Little evidence that gabapentinoids work for low back pain

Gabapentin showed minimal improvement of pain compared with placebo, while pregabalin was not as effective compared to other types of analgesic medication, the study showed.


Evidence on the use of gabapentinoids in chronic low back pain (CLBP) is limited and there is significant risk of adverse effects without any demonstrated benefit, so their use and costs merit caution, a study concluded.

A systematic review and meta-analysis of eight randomized control trials analyzed the use of gabapentinoids for the treatment of chronic low back pain of more than three months in adult patients. Results were published Aug. 15 at PLOS Medicine.

Gabapentin (three studies, n=185) showed minimal improvement of pain compared with placebo (mean difference [MD], 0.22 units; 95% CI, −0.5 to 0.07; I2=0%; GRADE: very low). Three studies compared pregabalin with other types of analgesic medication (n=332) and showed greater improvement in the other analgesic group (MD, 0.42 units; 95% CI, 0.20 to 0.64; I2=0; GRADE: very low).

Studies using pregabalin as an adjuvant (n=423) were not pooled due to heterogeneity, but the largest of them showed no benefit of adding pregabalin to tapentadol, researchers noted. There were no deaths or hospitalizations reported. Compared with placebo, the following adverse events were more commonly reported with gabapentin:

  • dizziness (risk ratio [RR], 1.99; 95% CI, 1.17 to 3.37; I2=49),
  • fatigue (RR, 1.85; 95% CI, 1.12 to 3.05; I2=0),
  • difficulties with mentation (RR, 3.34; 95% CI, 1.54 to 7.25; I2=0), and
  • visual disturbances (RR, 5.72; 95% CI, 1.94 to 16.91; I2=0).
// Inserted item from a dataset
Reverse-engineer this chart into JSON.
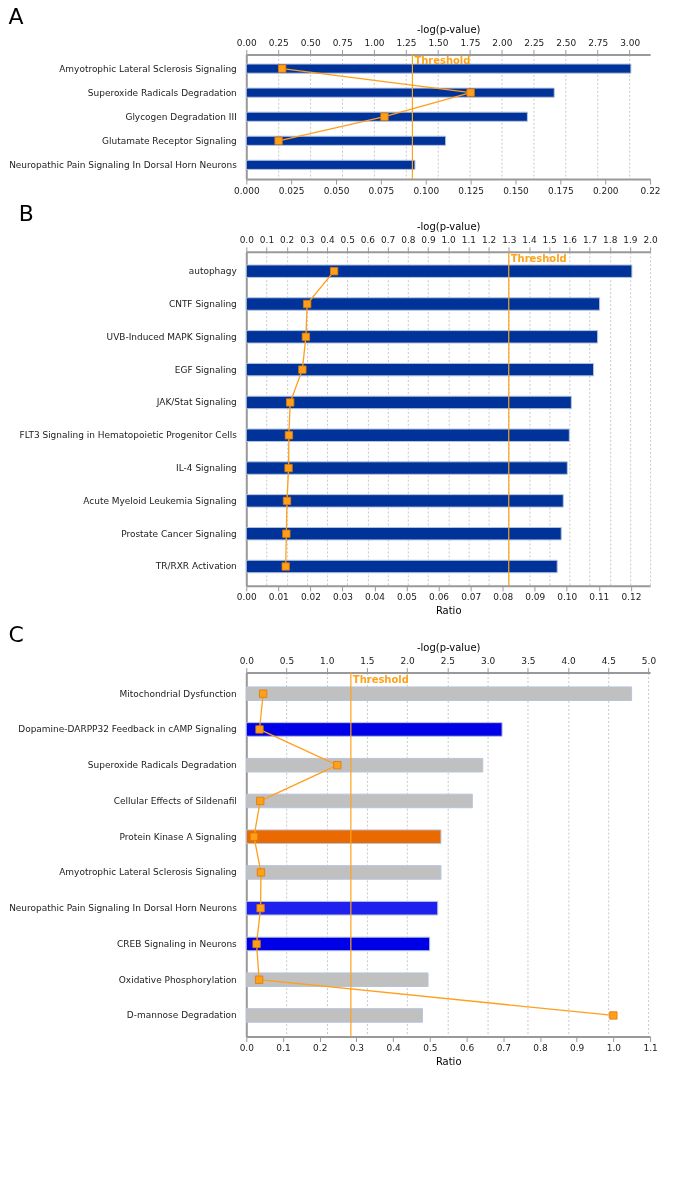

The numbers needed to harm were seven for dizziness (95% CI, 4 to 30), eight for fatigue (95% CI,4 to 44), six for difficulties with mentation (95% CI, 4 to 15) , and six for visual disturbances (95% CI, 4 to 13) . The GRADE evidence quality was very low for dizziness and fatigue, low for difficulties with mentation, and moderate for visual disturbances. Functional and emotional improvements were reported by few studies and showed no significant improvements.

The limited and low-quality evidence suggests increased risk of adverse effects with only minimal benefit for gabapentin compared with placebo and no evidence for benefit with pregabalin compared with other analgesics, yet the drugs are widely prescribed, the authors noted.

“In England, there was a 46% and 53% rise in the prescription use of [gabapentin] and [pregabalin] respectively from 2011 to 2013 alone. A recent Canadian study showed that the off-label use of [pregabalin] is as high as 75%, and the most prevalent condition of use was [chronic low back pain],” they wrote.